E os dos jornalistas que desinformam e pervertem quotidianamente, o sentido da opinião pública sobre estas questões?
O jornalismo português, mormente o do Correio da Manhã, aparece frequentemente como a fonte de notícias negativas sobre a "Justiça", através de uma informação pouco ou nada rigorosa, tendenciosa em boa parte dos casos e no final de contas contribuindo líquida e eficazmente para este estado de coisas a que chegamos.
Eduardo Dâmaso é um jornalista experimentado nesta área. Frequenta desde há muito, os corredores dos bastidores da máquina judicial, tem apreciado processos concretos e conversado com magistrados e polícias. Sabe geralmente do que escreve quando apresenta um assunto judiciário.
Tem falado publicamente e escrito de igual modo, sobre os fenómenos de Justiça com alguma acuidade que não é lugar comum nos seus colegas de profissão.
Então, porque não se debruça também, por escrito, sobre o papel tremendista e os sucessivos abalos telúricos na credibilidade das instituições e pessoas que as lideram, com epicentro na redacção dos jornais e demais media?

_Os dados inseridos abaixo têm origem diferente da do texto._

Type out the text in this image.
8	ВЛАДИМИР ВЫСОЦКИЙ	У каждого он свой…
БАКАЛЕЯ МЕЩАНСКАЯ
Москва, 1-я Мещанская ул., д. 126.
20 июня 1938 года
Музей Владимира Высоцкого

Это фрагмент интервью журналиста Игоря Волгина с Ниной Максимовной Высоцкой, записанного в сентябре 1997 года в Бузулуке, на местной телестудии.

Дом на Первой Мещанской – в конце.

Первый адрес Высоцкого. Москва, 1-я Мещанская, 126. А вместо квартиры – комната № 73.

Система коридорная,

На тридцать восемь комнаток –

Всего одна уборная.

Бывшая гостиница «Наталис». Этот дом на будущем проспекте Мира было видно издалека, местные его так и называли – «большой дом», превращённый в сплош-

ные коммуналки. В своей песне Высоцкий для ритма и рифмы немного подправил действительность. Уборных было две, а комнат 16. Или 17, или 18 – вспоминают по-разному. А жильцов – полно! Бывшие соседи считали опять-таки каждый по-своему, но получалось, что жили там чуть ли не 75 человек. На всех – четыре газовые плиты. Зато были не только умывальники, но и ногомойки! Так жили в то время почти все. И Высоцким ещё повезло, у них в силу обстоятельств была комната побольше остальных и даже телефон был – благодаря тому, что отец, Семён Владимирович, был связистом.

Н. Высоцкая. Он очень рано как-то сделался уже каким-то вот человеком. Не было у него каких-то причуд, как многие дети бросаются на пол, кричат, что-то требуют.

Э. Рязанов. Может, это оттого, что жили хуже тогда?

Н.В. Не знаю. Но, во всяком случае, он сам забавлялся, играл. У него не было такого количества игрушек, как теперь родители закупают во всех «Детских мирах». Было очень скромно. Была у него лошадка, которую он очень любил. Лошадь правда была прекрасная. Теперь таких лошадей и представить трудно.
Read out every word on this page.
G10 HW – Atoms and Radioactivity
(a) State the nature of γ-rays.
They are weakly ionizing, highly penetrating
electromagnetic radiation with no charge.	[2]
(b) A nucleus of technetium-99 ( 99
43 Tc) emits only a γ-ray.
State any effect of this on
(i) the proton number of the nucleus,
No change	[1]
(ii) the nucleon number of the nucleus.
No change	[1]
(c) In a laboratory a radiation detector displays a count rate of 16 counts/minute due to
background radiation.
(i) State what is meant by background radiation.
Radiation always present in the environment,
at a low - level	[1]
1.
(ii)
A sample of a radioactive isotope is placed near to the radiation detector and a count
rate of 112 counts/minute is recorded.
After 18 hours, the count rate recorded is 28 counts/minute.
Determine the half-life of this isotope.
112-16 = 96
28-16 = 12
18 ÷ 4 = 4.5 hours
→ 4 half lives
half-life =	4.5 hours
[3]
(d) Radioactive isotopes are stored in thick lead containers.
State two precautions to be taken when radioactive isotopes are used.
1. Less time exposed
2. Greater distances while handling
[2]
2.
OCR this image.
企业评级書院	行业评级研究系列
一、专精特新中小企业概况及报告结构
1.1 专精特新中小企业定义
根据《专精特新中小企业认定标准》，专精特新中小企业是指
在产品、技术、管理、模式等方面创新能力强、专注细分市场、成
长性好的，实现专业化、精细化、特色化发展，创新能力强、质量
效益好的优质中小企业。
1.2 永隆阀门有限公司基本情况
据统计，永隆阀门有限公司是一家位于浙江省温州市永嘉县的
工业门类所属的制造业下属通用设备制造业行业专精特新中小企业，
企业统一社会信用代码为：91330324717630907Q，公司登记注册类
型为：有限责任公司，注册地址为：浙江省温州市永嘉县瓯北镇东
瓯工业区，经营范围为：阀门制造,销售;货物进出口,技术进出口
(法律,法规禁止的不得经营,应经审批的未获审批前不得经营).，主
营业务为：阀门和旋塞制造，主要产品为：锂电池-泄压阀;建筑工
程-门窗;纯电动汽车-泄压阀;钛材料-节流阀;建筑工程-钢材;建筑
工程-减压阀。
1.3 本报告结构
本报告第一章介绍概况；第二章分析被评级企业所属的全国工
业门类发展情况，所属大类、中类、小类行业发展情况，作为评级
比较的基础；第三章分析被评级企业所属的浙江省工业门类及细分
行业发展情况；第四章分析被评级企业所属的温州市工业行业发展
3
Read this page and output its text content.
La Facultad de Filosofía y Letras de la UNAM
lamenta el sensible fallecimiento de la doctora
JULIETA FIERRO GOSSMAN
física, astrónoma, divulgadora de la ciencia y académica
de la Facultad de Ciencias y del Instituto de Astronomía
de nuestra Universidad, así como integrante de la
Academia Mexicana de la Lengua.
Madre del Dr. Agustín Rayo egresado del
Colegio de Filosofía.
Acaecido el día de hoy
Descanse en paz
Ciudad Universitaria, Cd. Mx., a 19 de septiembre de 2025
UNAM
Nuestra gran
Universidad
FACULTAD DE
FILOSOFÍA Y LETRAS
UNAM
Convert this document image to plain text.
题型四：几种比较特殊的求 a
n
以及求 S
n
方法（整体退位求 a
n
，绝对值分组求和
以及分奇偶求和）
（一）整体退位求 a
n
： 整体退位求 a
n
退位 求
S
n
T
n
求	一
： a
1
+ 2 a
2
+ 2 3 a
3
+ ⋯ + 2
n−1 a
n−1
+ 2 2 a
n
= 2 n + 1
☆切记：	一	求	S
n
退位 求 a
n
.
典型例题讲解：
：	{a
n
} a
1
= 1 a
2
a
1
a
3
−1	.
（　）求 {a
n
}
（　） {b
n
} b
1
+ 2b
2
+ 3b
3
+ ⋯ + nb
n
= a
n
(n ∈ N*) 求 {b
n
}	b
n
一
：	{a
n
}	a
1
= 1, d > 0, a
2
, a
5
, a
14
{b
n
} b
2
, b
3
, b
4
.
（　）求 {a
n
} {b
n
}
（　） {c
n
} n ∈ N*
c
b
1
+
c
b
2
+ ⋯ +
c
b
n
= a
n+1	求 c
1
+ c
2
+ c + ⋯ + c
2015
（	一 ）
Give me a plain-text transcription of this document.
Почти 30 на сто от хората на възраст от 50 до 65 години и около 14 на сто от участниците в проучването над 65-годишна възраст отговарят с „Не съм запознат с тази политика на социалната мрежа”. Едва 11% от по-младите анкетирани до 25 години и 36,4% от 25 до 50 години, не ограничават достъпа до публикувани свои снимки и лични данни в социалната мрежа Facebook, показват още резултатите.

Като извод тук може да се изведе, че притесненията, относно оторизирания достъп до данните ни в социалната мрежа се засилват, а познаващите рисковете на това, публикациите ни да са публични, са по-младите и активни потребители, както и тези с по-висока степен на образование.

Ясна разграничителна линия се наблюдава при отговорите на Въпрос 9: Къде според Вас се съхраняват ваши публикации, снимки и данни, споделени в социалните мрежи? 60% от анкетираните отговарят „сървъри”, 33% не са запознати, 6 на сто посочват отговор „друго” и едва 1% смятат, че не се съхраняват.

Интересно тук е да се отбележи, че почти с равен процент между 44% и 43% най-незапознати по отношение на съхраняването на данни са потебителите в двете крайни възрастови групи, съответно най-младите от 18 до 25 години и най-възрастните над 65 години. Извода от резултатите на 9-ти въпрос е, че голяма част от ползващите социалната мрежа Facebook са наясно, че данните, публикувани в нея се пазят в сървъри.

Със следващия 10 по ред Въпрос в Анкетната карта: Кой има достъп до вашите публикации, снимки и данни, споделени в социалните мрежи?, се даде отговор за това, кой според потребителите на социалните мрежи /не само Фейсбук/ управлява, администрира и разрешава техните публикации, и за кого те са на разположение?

Sempre que uma noticia jornalística que envolva casos judiciais enfrenta a realidade judiciária, normalmente é para lhe desgastar prestígio e credibilidade. Numa boa parte dos casos, de modo injusto, impreciso, incorrecto, faccioso até.
Posso supor e compreender que isso acontece por necessidade jornalística de apresentar notícias que vendam jornais.
Não posso aceitar que esse comércio se faça à conta de mau jornalismo e de errónea percepção de realidades, contextos e explicações.
Por isso mesmo, ao papel dos legisladores, aplicadores e até sujeitos processuais, deve acrescentar-se um factor de relevo no panorama geral da "crise da Justiça": o papel dos media.
Por uma simples razão que pouco tem a ver com a função do mensageiro: os media, em Portugal e neste campo, raramente explicam como deve ser; raramente apresentam o problema do ponto de vista correcto para o leitor julgar por si e raramente se abstêm de comentário e opinião implícita no modo como escrevem a notícia ou reportagem.
Em suma: os media têm grossa responsabilidade no modo como "a crise da Justiça" é percepcionada pelos cidadãos em geral.